Goles, vueltas olímpicas y un doloroso fracaso: el largo camino de Marcelo Espina en Colo Colo

Tras su retiro del Popular en 2004, el Calamar tuvo pasos poco felices como entrenador en los albos, en Everton, Unión Española, Platense y Acassuso de Argentina.

Por Jorge Bueno Carrasco

Actualmente Marcelo Espina tiene un papel importante como comentarista deportivo de la cadena ESPN. Anunciado como el flamante director deportivo de Colo Colo, asumirá sus funciones tras el Mundial de Rusia, debido a sus compromisos previos con la señal internacional.

El mismo ídolo albo se había encargado de dejar claro en diálogo con BioBio Deportes en mayo recién pasado, que "lo único que tengo claro de algo que no volvería hacer es dirigir, es una etapa que ya pasé porque estoy bien en los medios de comunicación. Colo Colo es el único sector que me puede llegar a mover".

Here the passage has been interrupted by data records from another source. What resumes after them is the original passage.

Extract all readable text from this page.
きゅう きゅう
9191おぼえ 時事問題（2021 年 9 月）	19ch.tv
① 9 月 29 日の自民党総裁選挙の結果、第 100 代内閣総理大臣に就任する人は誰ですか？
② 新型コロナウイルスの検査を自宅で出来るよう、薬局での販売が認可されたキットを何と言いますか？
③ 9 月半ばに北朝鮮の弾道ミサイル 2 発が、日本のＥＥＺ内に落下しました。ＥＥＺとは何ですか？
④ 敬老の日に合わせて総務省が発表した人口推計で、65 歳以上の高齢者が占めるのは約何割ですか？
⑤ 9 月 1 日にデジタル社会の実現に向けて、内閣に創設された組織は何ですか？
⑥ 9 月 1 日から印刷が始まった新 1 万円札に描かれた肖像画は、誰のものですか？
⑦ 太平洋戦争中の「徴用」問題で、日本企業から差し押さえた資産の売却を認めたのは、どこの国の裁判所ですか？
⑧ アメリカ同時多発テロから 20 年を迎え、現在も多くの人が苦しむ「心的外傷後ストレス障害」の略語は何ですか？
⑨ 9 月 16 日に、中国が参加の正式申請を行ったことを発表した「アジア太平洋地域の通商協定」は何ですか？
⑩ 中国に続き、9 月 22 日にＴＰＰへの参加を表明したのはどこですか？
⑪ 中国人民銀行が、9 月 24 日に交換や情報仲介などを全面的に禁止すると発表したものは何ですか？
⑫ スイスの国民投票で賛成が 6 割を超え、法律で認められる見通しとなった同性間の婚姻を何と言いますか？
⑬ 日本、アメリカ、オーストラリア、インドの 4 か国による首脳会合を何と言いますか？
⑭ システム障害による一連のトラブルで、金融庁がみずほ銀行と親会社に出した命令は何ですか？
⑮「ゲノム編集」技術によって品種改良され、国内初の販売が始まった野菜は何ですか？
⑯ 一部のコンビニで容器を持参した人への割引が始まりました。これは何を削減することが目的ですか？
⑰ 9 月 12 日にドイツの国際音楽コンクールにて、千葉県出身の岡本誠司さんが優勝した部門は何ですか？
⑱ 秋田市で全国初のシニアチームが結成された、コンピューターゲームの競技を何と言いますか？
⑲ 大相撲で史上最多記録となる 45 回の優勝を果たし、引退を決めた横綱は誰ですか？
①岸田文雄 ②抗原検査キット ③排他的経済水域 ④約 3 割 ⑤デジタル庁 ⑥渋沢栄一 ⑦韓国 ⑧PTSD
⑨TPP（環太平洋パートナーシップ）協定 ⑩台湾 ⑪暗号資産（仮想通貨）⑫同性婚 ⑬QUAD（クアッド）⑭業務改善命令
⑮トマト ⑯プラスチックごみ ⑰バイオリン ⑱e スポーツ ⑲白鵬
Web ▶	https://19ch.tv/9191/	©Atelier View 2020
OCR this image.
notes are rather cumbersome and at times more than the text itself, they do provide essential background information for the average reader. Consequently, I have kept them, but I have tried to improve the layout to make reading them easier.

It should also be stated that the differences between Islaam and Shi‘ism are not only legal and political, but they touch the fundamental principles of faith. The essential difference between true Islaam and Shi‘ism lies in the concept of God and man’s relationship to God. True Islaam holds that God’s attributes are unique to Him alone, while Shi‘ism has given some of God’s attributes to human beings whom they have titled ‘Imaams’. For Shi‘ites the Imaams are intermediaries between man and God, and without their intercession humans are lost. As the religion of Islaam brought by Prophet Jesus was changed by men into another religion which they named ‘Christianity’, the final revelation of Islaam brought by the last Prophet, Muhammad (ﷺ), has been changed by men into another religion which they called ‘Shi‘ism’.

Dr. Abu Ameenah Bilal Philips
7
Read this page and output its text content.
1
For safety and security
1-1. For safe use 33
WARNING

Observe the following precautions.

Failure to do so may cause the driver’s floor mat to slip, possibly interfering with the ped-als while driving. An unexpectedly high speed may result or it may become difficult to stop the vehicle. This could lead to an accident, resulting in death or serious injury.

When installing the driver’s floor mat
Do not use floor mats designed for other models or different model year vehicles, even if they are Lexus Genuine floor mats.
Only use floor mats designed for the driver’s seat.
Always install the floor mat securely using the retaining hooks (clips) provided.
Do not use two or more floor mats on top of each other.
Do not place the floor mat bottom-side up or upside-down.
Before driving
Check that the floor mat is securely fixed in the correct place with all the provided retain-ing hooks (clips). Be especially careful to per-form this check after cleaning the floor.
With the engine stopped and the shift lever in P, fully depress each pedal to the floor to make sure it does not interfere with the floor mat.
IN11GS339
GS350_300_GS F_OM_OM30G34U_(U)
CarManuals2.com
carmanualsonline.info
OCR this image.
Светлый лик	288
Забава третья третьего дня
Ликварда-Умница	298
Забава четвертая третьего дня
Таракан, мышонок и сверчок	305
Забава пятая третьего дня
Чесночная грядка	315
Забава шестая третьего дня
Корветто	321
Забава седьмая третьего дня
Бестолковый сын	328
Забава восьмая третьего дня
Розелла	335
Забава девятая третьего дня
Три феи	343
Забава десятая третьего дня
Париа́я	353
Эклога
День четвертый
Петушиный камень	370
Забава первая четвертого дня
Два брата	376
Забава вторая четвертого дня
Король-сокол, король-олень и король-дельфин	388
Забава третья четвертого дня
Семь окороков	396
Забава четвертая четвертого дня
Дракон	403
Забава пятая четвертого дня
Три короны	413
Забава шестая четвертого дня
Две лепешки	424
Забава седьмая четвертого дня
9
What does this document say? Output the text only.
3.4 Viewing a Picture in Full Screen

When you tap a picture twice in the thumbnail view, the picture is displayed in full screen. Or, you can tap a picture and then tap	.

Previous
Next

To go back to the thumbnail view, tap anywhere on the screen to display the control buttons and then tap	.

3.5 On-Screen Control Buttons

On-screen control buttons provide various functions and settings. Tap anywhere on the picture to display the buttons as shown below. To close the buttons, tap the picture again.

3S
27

Y así no más fue. Blanco y Negro lo escogió como la carta para dirigir el rumbo deportivo de la institución alba, dando cuenta del amor que profesa Espina por Colo Colo, es real.

EL ORIGEN

Llegó como refuerzo estrella a Pedrero en 1995 y de inmediato se ganó el cariño de la fanaticada, tras anotar dos goles a Universidad de Chile en un clásico disputado un 15 de mayo. El Cacique finalmente ganó tres a cero.

Las buenas campañas con Colo Colo, donde logró el campeonato y la Copa Chile del 1996, Clausura 1997 y torneo nacional 1998, además de una semifinal de Libertadores y la Supercopa, ambas en 1997, lo elevaron a la categoría de capitán. Todo esto, tras una sucesión de lesiones de Ivo Basay, el hasta ese momento, líder de un plantel plagado de referentes.

En 1999 parte a España al Racing de Santander, junto con Gustavo Benítez y regresa el 2001 a Pedreros, previo a un momento institucional clave en la historia del albo: la quiebra en 2002. Espina decidió quedarse y ser el máximo referente de un elenco compuesto en su mayoría, por jóvenes de la cantera, que tomaron la responsabilidad de vestir la camiseta del club, para terminar levantando la copa de campeón del Clausura de 2002.

El 2003 ni con la llegada de Iván Zamorano, soltó la jineta. Un año donde perdió dos finales nacionales consecutivas ante un invencible Cobreloa.

Finalmente en la temporada siguiente decide colgar los botines, en un amistoso entre sus dos equipos más importantes: Platense y Colo Colo, un 12 de noviembre de 2004, en el Estadio Monumental y bajo una incesante lluvia.

LA BANCA

Tras la salida de Ricardo Dabrowski como entrenador popular, un 8 de enero de 2005 tomo el buzo del Cacique y su primera gran misión, resultó ser un fracaso: la temprana eliminación de la Pre Libertadores ante Quilmes de Argentina. Un semestre nada fácil es lo que continuó, ya que tampoco logró clasificar a la Copa Sudamericana y quedó eliminado en octavos de final ante Huachipato, en el Apertura de ese año, siendo reemplazado por su predecesor.

Al año siguiente, asumió en Everton de cara el torneo del Clausura 2006, donde terminó último en su grupo con 5 victorias, 6 empates y 7 derrotas. Su última experiencia en Chile como entrenador, fue en Unión Española, durante los torneos Clausura 2007 y Apertura 2008. En ambos finalizó último en sus grupos respectivos, tras haber ganado 11 encuentros, empatado 8 y perdido 20.

Después de eso, se fue a Platense donde dirigió el 2010. Al año siguiente entrenó al Unión Atlético Acassuso y nuevamente en 2012, finalizó en Platense.

Después de sus grises experiencias como director técnico, se dedicó a la comunicaciones, siendo uno de los rostros estables de ESPN. Hasta que otra vez, Colo Colo se cruzó en su camino y como buen capitán, acudió al llamado de su corazón.